Thursday, January 21, 2016

'מקדש ה

Note not only the vowels but the trop as well in the following phrase from (טו:יז)

The meaning of this phrase is "The sanctuary, HaShem, which your Hands have established." The vowels and trop are very instrumental in establishing this as the meaning of the phrase. The note above מקדש is a separator, essentially putting a comma between it and the following word. If it were connected to the following word, it would read "The sanctuary of HaShem which you (whoever that is) have established." If one reads the word with a מרכא note, which is an easy, lazy mistake, it might serve to connect the words and distort the meaning.
Additionally, the קמץ under the דל"ת makes the word stand alone. If it were to be mistakenly pronounced מִקְּדַשׁ, that would also imply the connection with the following word. Needless to say, both mistakes are to be avoided. I wouldn't correct the trop but I'm not so sure about the vowel.
See further discussion in the comments:


Anonymous said...

Why wouldn't you correct the trop? What does the halacha state about a trop that changes the meaning?

Shtikler said...

Well, it's hard to pin down the exact rules for what is and is not correctable. The opinions run the gamut. However, I feel it's hard to make the case that a change in the note represents an actual change in the essence of the word.

Anonymous said...

It is clear in the Poskim that trop should be corrected if it changes the meaning of the phrase. I once lained the beginning of the akeida "vayomer ailav avrohom" (mahpach pashta katon) instead of "vayomer ailav, avrohom" (munach katon tipcha), a clear error that obviously must be corrected.

Shtikler said...

Indeed, that is a serious problem. Were you corrected on the spot or did it go uncorrected? That's a hard one to catch on the spur of the moment unless you're waiting for it (that's the purpose of this blog.)

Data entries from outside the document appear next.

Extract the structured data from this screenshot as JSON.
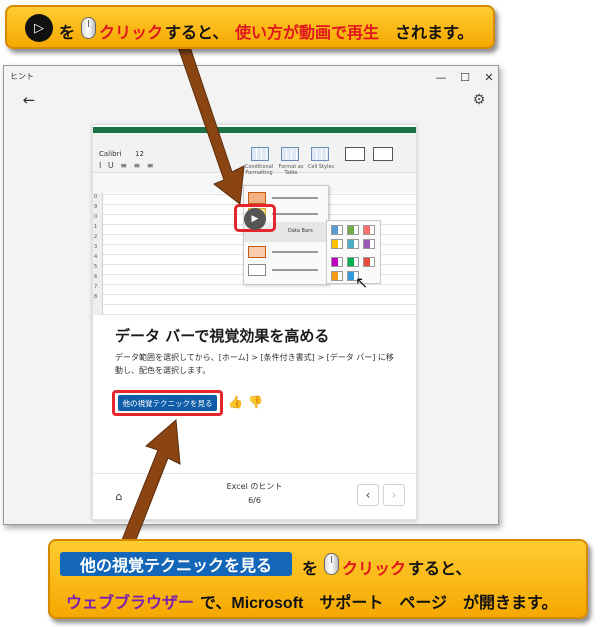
{
  "window": {
    "title": "ヒント",
    "minimize": "—",
    "maximize": "☐",
    "close": "✕",
    "back": "←",
    "settings": "⚙"
  },
  "video": {
    "font_name": "Calibri",
    "font_size": "12",
    "font_tools": "I U ≡ ≡ ≡",
    "ribbon_items": [
      "Conditional Formatting",
      "Format as Table",
      "Cell Styles"
    ],
    "row_numbers": [
      "0",
      "9",
      "0",
      "1",
      "2",
      "3",
      "4",
      "5",
      "6",
      "7",
      "8"
    ],
    "submenu_label": "Data Bars",
    "play": "▶",
    "cursor": "↖"
  },
  "tip": {
    "title": "データ バーで視覚効果を高める",
    "description": "データ範囲を選択してから、[ホーム] > [条件付き書式] > [データ バー] に移動し、配色を選択します。",
    "see_more": "他の視覚テクニックを見る",
    "thumbs_up": "👍",
    "thumbs_down": "👎"
  },
  "footer": {
    "home": "⌂",
    "title": "Excel のヒント",
    "count": "6/6",
    "prev": "‹",
    "next": "›"
  },
  "callout_top": {
    "play": "▷",
    "part1": "を",
    "part2": "クリック",
    "part3": "すると、",
    "part4": "使い方が動画で再生",
    "part5": "されます。"
  },
  "callout_bottom": {
    "badge": "他の視覚テクニックを見る",
    "part1": "を",
    "part2": "クリック",
    "part3": "すると、",
    "line2_a": "ウェブブラウザー",
    "line2_b": "で、Microsoft　サポート　ページ　が開きます。"
  },
  "colors": {
    "accent_red": "#e5262d",
    "callout_orange": "#f5a800",
    "button_blue": "#0f5da8",
    "excel_green": "#1e7145",
    "arrow_brown": "#8b4513"
  }
}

I do have to say, though, that our case is different. The קמץ under the דל"ת still implies a stop, regardless of the trop. My feelings are, although I have never seen this in writing, that in a battle of connotation, the ניקוד will win over the trop as it is more the essence of the word.

Nevertheless, I think we should devote some more attention to instances where the trop alone is essential in the proper reading of the pasuk. I invite Anonymous, whoever you are, to join as a co-autor of this blog.

I would also like to recommend a sefer - ויבינו במקרא by Rabbi Yisrael Gettinger which combs through each parshah for interesting trop-based insights. I will likely be quoting him from time to time.

ELIE said...

אצל מי שמבחינים בין קמץ לפתח,
זו אינה שגיאה חמורה כל כך.
אבל אצל הספרדים וכד' אם לא יעצור במילה מקְּדש וגם יקרא את הק' בשוא נח
יש כאן חשש חמור של שינוי משמעות שראוי להחזיר עליו.

MYY said...

Re Anonymous:
Actually, according to the accepted rules of trop, the seemingly correct trop on that possuk would be what you actually said. Although it is true that "vayomer ailav" is disconnected from "avrohom", still the whole phrase "vayomer ailav avrohom" is even more disconnected from the end of the possuk "vayomer hineni" (which is a different speaker than the beginning of the possuk). The seemingly correct trop would therefore be what you said (which might be why you subconsciously said it). I learnt in my trop class that the reason why the trop here does not follow the rules is because we want to make sure that nobody should mistakenly think that the whole possuk is Avrohom speaking (as in "Avrohom spoke to him and said 'Hineni'"). Therefore, we purposely put the "wrong" trop, but one that is unambiguous. I'm not so sure, therfore, that such a mistake needs correction.